Mes premiers souvenirs de stérilisation datent de ma formation d'infirmier. Je me souviens particulièrement d'un stage dans un service de médecine en 1983 où un Poupinel se trouvait dans la salle de soins et de l'usage qui en était fait. Entendons-nous bien, il ne s'agit pas ici de jeter la pierre à qui que ce soit, ce dont je parle ne m'avait pas particulièrement choqué à l'époque et il est toujours facile après coup de donner des leçons. Le but est plutôt de montrer l'évolution des pratiques.

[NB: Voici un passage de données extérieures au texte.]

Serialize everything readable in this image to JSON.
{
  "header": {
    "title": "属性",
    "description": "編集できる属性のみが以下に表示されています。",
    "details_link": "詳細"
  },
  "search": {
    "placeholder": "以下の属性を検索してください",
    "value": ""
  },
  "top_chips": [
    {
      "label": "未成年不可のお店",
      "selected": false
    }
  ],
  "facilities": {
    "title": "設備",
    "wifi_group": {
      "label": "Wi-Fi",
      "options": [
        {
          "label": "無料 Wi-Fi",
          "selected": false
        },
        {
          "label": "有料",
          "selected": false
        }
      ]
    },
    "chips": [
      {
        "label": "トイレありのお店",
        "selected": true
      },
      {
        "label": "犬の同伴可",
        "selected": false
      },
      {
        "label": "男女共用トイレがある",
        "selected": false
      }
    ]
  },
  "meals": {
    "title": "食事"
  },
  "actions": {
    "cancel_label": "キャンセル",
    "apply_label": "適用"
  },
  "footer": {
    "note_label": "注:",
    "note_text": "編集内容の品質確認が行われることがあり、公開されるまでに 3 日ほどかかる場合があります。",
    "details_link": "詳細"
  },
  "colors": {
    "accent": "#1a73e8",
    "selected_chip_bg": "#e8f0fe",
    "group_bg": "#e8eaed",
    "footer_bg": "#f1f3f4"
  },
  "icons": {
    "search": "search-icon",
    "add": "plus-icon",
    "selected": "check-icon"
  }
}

Ce petit Poupinel servait à la stérilisation du matériel de soin, personne n'en était particulièrement responsable, chaque infirmière qui avait fini son soin après avoir lavé ses instruments y déposait son matériel à stériliser. Il arrivait que le cycle soit déjà en cours et que l'on ouvre la porte pour y rajouter du matériel. Je ne me souviens pas qu'il y ait eu une procédure affichée ni avoir eu une information particulière sur le mode de fonctionnement et les contraintes de ce type de stérilisation. Il fallait que ses instruments "passent au Poupinel" avant de les réutiliser, point. Je me souviens également que cet appareil -ce stérilisateur à chaleur sèche est en fait un petit four ventilé ou non- servait également à tiédir les viennoiseries de la pause du matin.

A la lumière des connaissances actuelles et de l'évolution des choses, ces pratiques peuvent paraître choquantes. Elles sont je pense en partie à l'origine de la création des stérilisations centrales dont l'idée reposait sur le fait de confier à des équipes spécialisées et formées la stérilisation du matériel dans des locaux adaptés avec des machines performantes et fiables selon des procédures validées et standardisées.